Date of Defense

4-17-2019

Date of Graduation

4-2019

Department

English

First Advisor

Judith Rypma

Second Advisor

Makenzie Marts

Abstract

I came out to my family 28 days before Mike Pence was voted into office.

Michigan went Red, and what happened in the following weeks, on my liberal campus in one of the blue dots of southern Michigan, shaped the beginning of my coming out journey in ways that were impossible for me to determine until recently. Forming an identity that rested far outside of the heterosexual, nuclear family structure of the mid-West, under a Vice President that wanted queer folks silenced and out of the way, proved to be terrifying.
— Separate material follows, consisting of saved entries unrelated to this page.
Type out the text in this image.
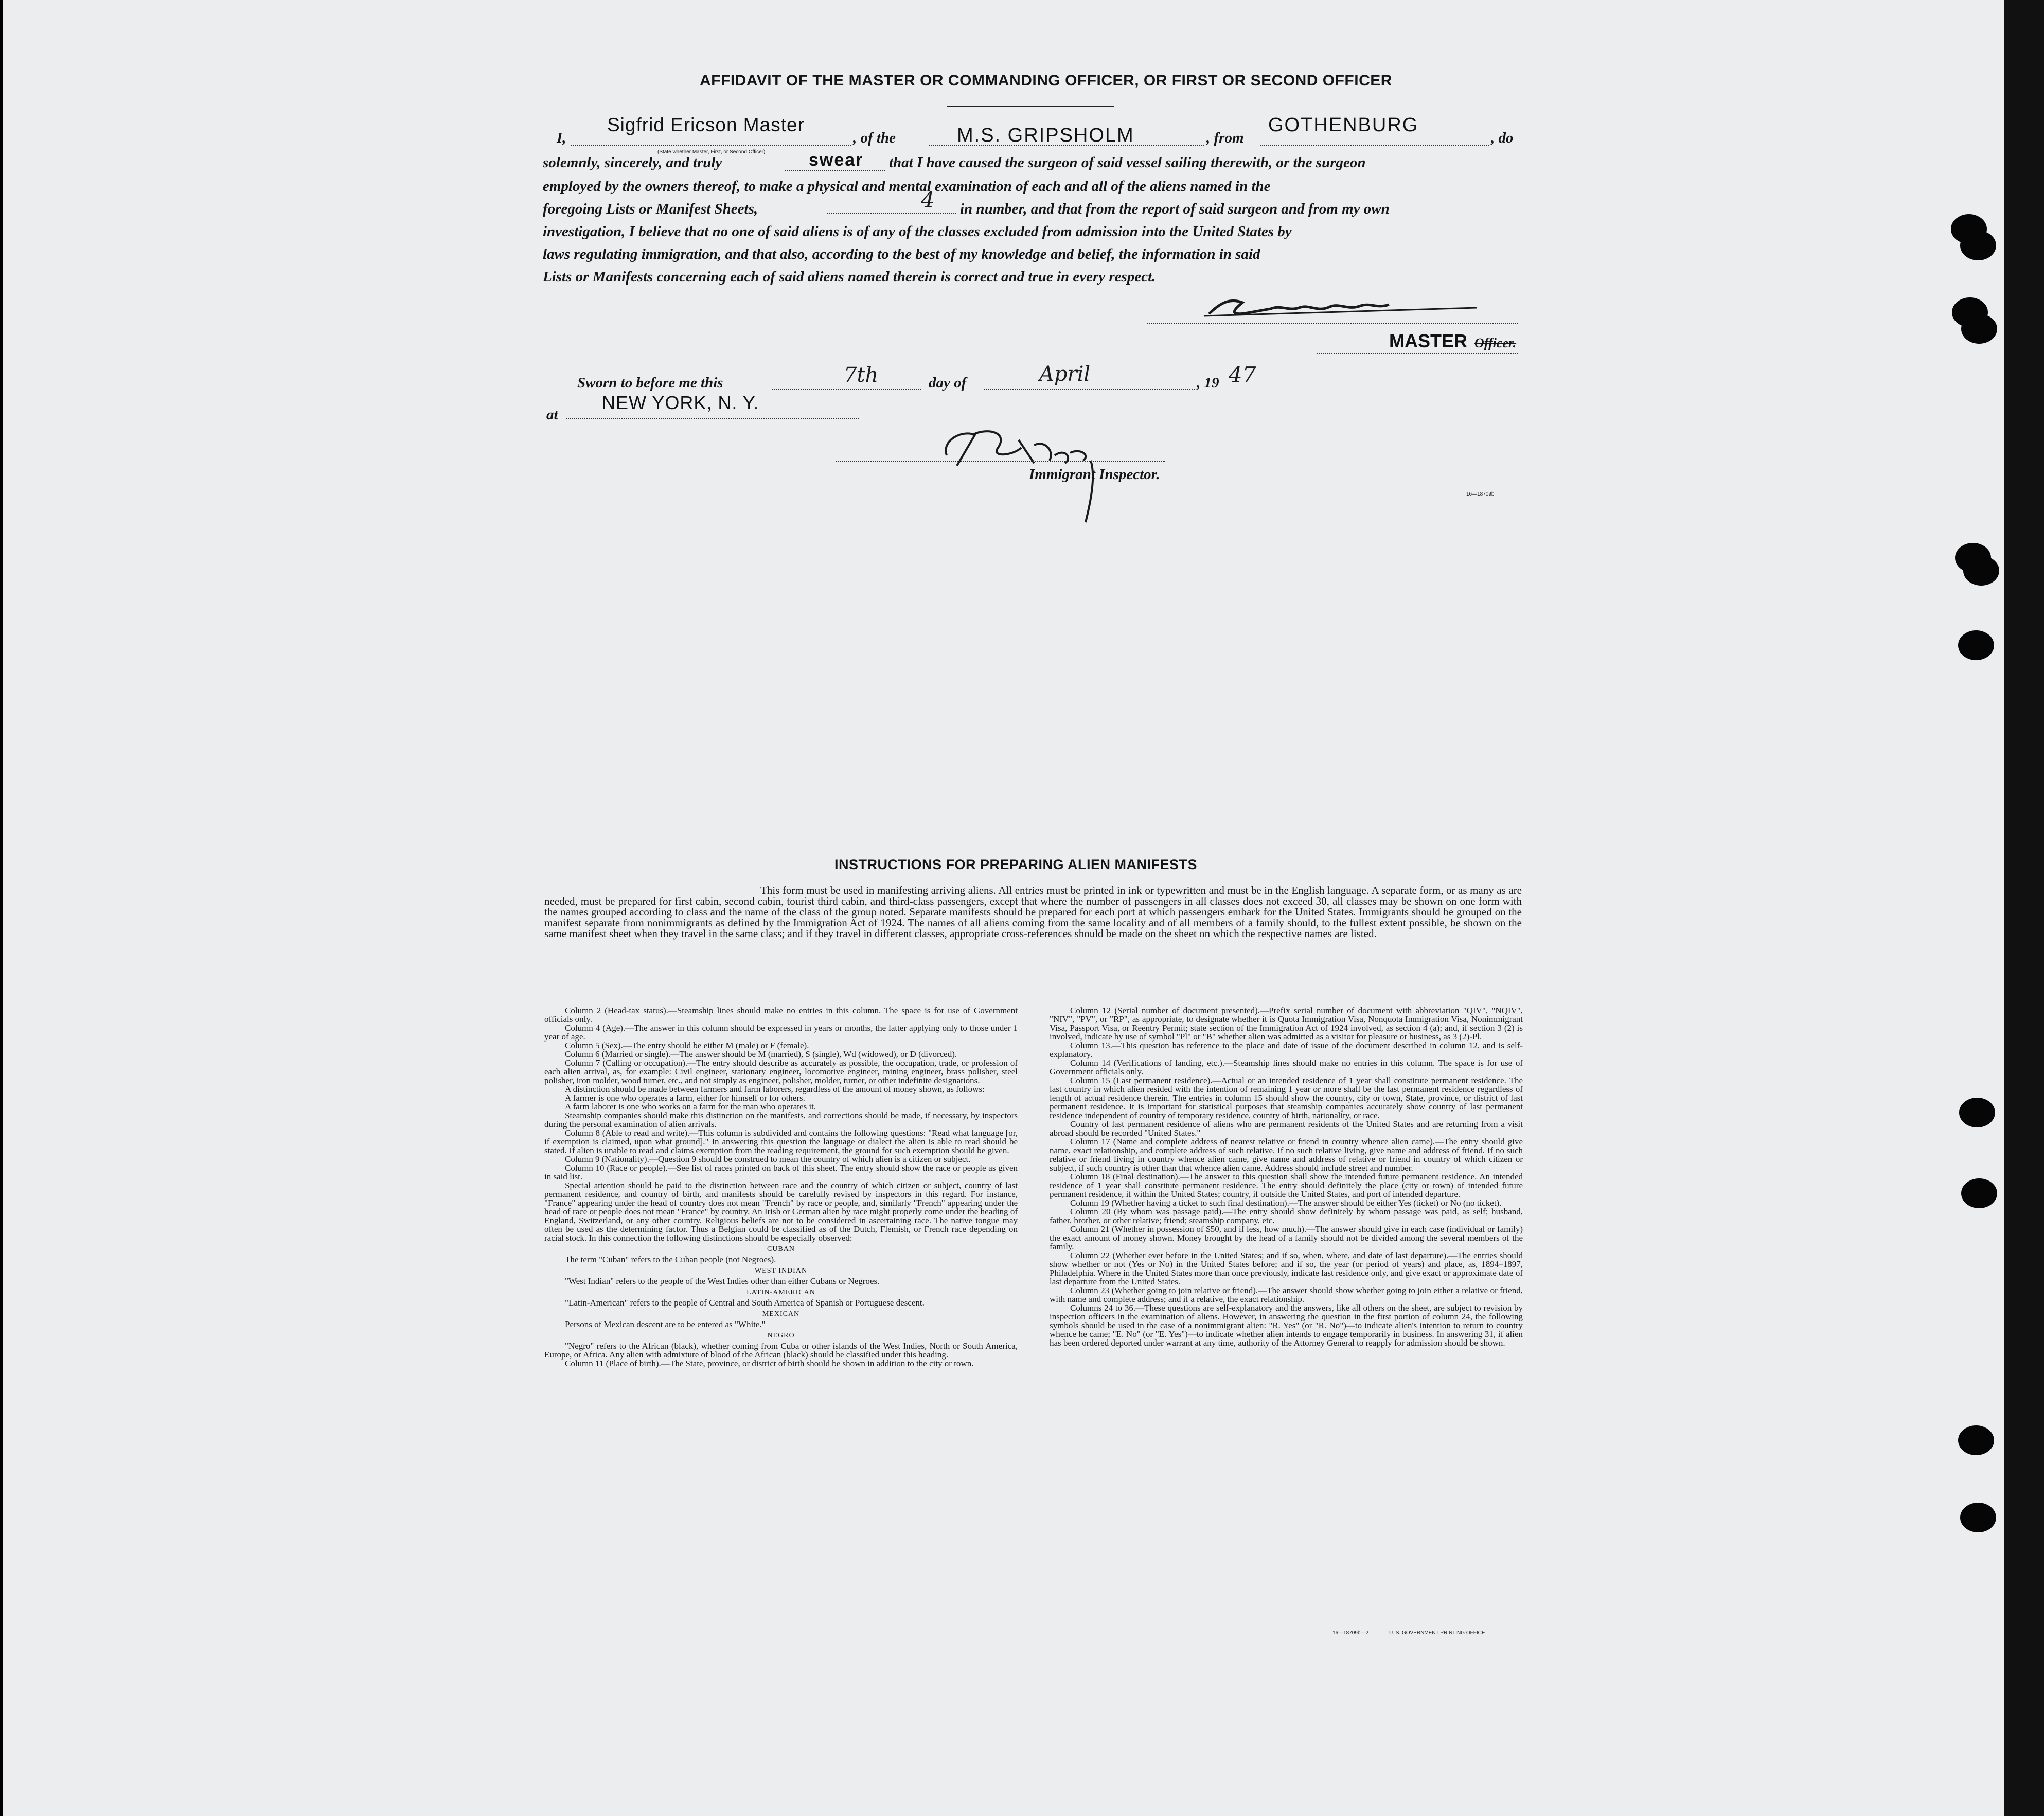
AFFIDAVIT OF THE MASTER OR COMMANDING OFFICER, OR FIRST OR SECOND OFFICER
I,
Sigfrid Ericson Master
(State whether Master, First, or Second Officer)
, of the	M.S. GRIPSHOLM	, from
GOTHENBURG
, do
solemnly, sincerely, and truly	swear that I have caused the surgeon of said vessel sailing therewith, or the surgeon
employed by the owners thereof, to make a physical and mental examination of each and all of the aliens named in the
foregoing Lists or Manifest Sheets,	4 in number, and that from the report of said surgeon and from my own
investigation, I believe that no one of said aliens is of any of the classes excluded from admission into the United States by
laws regulating immigration, and that also, according to the best of my knowledge and belief, the information in said
Lists or Manifests concerning each of said aliens named therein is correct and true in every respect.
MASTER Officer.
Sworn to before me this	7th	day of	April	, 19 47
at
NEW YORK, N. Y.
Immigrant Inspector.
16—18709b
INSTRUCTIONS FOR PREPARING ALIEN MANIFESTS
This form must be used in manifesting arriving aliens. All entries must be printed in ink or typewritten and must be in the English language. A separate form, or as many as are needed, must be prepared for first cabin, second cabin, tourist third cabin, and third-class passengers, except that where the number of passengers in all classes does not exceed 30, all classes may be shown on one form with the names grouped according to class and the name of the class of the group noted. Separate manifests should be prepared for each port at which passengers embark for the United States. Immigrants should be grouped on the manifest separate from nonimmigrants as defined by the Immigration Act of 1924. The names of all aliens coming from the same locality and of all members of a family should, to the fullest extent possible, be shown on the same manifest sheet when they travel in the same class; and if they travel in different classes, appropriate cross-references should be made on the sheet on which the respective names are listed.

Column 2 (Head-tax status).—Steamship lines should make no entries in this column. The space is for use of Government officials only.

Column 4 (Age).—The answer in this column should be expressed in years or months, the latter applying only to those under 1 year of age.

Column 5 (Sex).—The entry should be either M (male) or F (female).

Column 6 (Married or single).—The answer should be M (married), S (single), Wd (widowed), or D (divorced).

Column 7 (Calling or occupation).—The entry should describe as accurately as possible, the occupation, trade, or profession of each alien arrival, as, for example: Civil engineer, stationary engineer, locomotive engineer, mining engineer, brass polisher, steel polisher, iron molder, wood turner, etc., and not simply as engineer, polisher, molder, turner, or other indefinite designations.

A distinction should be made between farmers and farm laborers, regardless of the amount of money shown, as follows:

A farmer is one who operates a farm, either for himself or for others.

A farm laborer is one who works on a farm for the man who operates it.

Steamship companies should make this distinction on the manifests, and corrections should be made, if necessary, by inspectors during the personal examination of alien arrivals.

Column 8 (Able to read and write).—This column is subdivided and contains the following questions: "Read what language [or, if exemption is claimed, upon what ground]." In answering this question the language or dialect the alien is able to read should be stated. If alien is unable to read and claims exemption from the reading requirement, the ground for such exemption should be given.

Column 9 (Nationality).—Question 9 should be construed to mean the country of which alien is a citizen or subject.

Column 10 (Race or people).—See list of races printed on back of this sheet. The entry should show the race or people as given in said list.

Special attention should be paid to the distinction between race and the country of which citizen or subject, country of last permanent residence, and country of birth, and manifests should be carefully revised by inspectors in this regard. For instance, "France" appearing under the head of country does not mean "French" by race or people, and, similarly "French" appearing under the head of race or people does not mean "France" by country. An Irish or German alien by race might properly come under the heading of England, Switzerland, or any other country. Religious beliefs are not to be considered in ascertaining race. The native tongue may often be used as the determining factor. Thus a Belgian could be classified as of the Dutch, Flemish, or French race depending on racial stock. In this connection the following distinctions should be especially observed:

CUBAN

The term "Cuban" refers to the Cuban people (not Negroes).

WEST INDIAN

"West Indian" refers to the people of the West Indies other than either Cubans or Negroes.

LATIN-AMERICAN

"Latin-American" refers to the people of Central and South America of Spanish or Portuguese descent.

MEXICAN

Persons of Mexican descent are to be entered as "White."

NEGRO

"Negro" refers to the African (black), whether coming from Cuba or other islands of the West Indies, North or South America, Europe, or Africa. Any alien with admixture of blood of the African (black) should be classified under this heading.

Column 11 (Place of birth).—The State, province, or district of birth should be shown in addition to the city or town.

Column 12 (Serial number of document presented).—Prefix serial number of document with abbreviation "QIV", "NQIV", "NIV", "PV", or "RP", as appropriate, to designate whether it is Quota Immigration Visa, Nonquota Immigration Visa, Nonimmigrant Visa, Passport Visa, or Reentry Permit; state section of the Immigration Act of 1924 involved, as section 4 (a); and, if section 3 (2) is involved, indicate by use of symbol "Pl" or "B" whether alien was admitted as a visitor for pleasure or business, as 3 (2)-Pl.

Column 13.—This question has reference to the place and date of issue of the document described in column 12, and is self-explanatory.

Column 14 (Verifications of landing, etc.).—Steamship lines should make no entries in this column. The space is for use of Government officials only.

Column 15 (Last permanent residence).—Actual or an intended residence of 1 year shall constitute permanent residence. The last country in which alien resided with the intention of remaining 1 year or more shall be the last permanent residence regardless of length of actual residence therein. The entries in column 15 should show the country, city or town, State, province, or district of last permanent residence. It is important for statistical purposes that steamship companies accurately show country of last permanent residence independent of country of temporary residence, country of birth, nationality, or race.

Country of last permanent residence of aliens who are permanent residents of the United States and are returning from a visit abroad should be recorded "United States."

Column 17 (Name and complete address of nearest relative or friend in country whence alien came).—The entry should give name, exact relationship, and complete address of such relative. If no such relative living, give name and address of friend. If no such relative or friend living in country whence alien came, give name and address of relative or friend in country of which citizen or subject, if such country is other than that whence alien came. Address should include street and number.

Column 18 (Final destination).—The answer to this question shall show the intended future permanent residence. An intended residence of 1 year shall constitute permanent residence. The entry should definitely the place (city or town) of intended future permanent residence, if within the United States; country, if outside the United States, and port of intended departure.

Column 19 (Whether having a ticket to such final destination).—The answer should be either Yes (ticket) or No (no ticket).

Column 20 (By whom was passage paid).—The entry should show definitely by whom passage was paid, as self; husband, father, brother, or other relative; friend; steamship company, etc.

Column 21 (Whether in possession of $50, and if less, how much).—The answer should give in each case (individual or family) the exact amount of money shown. Money brought by the head of a family should not be divided among the several members of the family.

Column 22 (Whether ever before in the United States; and if so, when, where, and date of last departure).—The entries should show whether or not (Yes or No) in the United States before; and if so, the year (or period of years) and place, as, 1894–1897, Philadelphia. Where in the United States more than once previously, indicate last residence only, and give exact or approximate date of last departure from the United States.

Column 23 (Whether going to join relative or friend).—The answer should show whether going to join either a relative or friend, with name and complete address; and if a relative, the exact relationship.

Columns 24 to 36.—These questions are self-explanatory and the answers, like all others on the sheet, are subject to revision by inspection officers in the examination of aliens. However, in answering the question in the first portion of column 24, the following symbols should be used in the case of a nonimmigrant alien: "R. Yes" (or "R. No")—to indicate alien's intention to return to country whence he came; "E. No" (or "E. Yes")—to indicate whether alien intends to engage temporarily in business. In answering 31, if alien has been ordered deported under warrant at any time, authority of the Attorney General to reapply for admission should be shown.

16—18709b—2	U. S. GOVERNMENT PRINTING OFFICE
Like the stereotypical post-Trump Thanksgiving of white, mid-western America, my family was divided, and my strong-willed grandmother, an outspoken Hillary supporter, actually cancelled the festivities altogether. Trump had succeeded in his mission of dividing the working class.

My newly cultivated queer pride -- that was beginning to solidify largely due to my participation in Denver, Colorado’s flourishing Pride month celebrations -- began to shrink back inside of me as I tried to cope with my new reality in post-Trump Michigan. I felt no certainty that I could go out into the world as a proud queer woman and be safe. I began to hear about hate crimes being perpetrated on my campus. MAGAs shouted “All Lives Matter” at me and my fellow students participating in a peace rally. I went off social media to deal with my rapidly growing depression and fear. I wasn’t granted the freedom to begin discovering my new queer identity, and instead I began to hide pieces of myself from the world one at a time.

For some reason, even though my mom and I watched Will & Grace together when I was growing up, I thought that she would see me differently for liking women. I assumed my family would be disappointed in me if I didn’t marry a man and have biological babies. (I was wrong). I wasn’t sure if my politically split extended family would accept me. I wasn’t sure if Mike Pence was going to start searching the country for gay people he could try to cure. The country’s future was frightening, and the queer community was in a state of panic. I had a few close friends that I could be myself with, but I wasn’t even sure who I was. I didn’t have the bravery to find out. But more importantly, my social location didn’t allow for me to find out.

When young, queer college students feel displaced – if they’re anything like me – they seek solace in media to feel connected to their identity. Queer characters that can reflect real queer experiences in fiction bring comfort to an isolated, scared population. Unfortunately, in the new upsurge of queer art in recent years, there is still a large gap of representation in contemporary literature. There are limited novels available in the mainstream publishing world that reflect the experiences of queer people between 18 and 25; few that offer guidance, healing, or hope of finding happiness in a world that treats their lifestyle as an oddity.

I aspire to bring more queer stories into mainstream publishing in my post-graduation career, and this novella is an attempt to write something that will add a piece to the collective bridge within the queer community that needs to be built; a bridge of understanding between the members of our community, that will start to percolate and seep into the collective consciousness of this country. This piece is simultaneously an act of wish-fulfillment and a call to arms to queer writers to push back against the forces that silence us.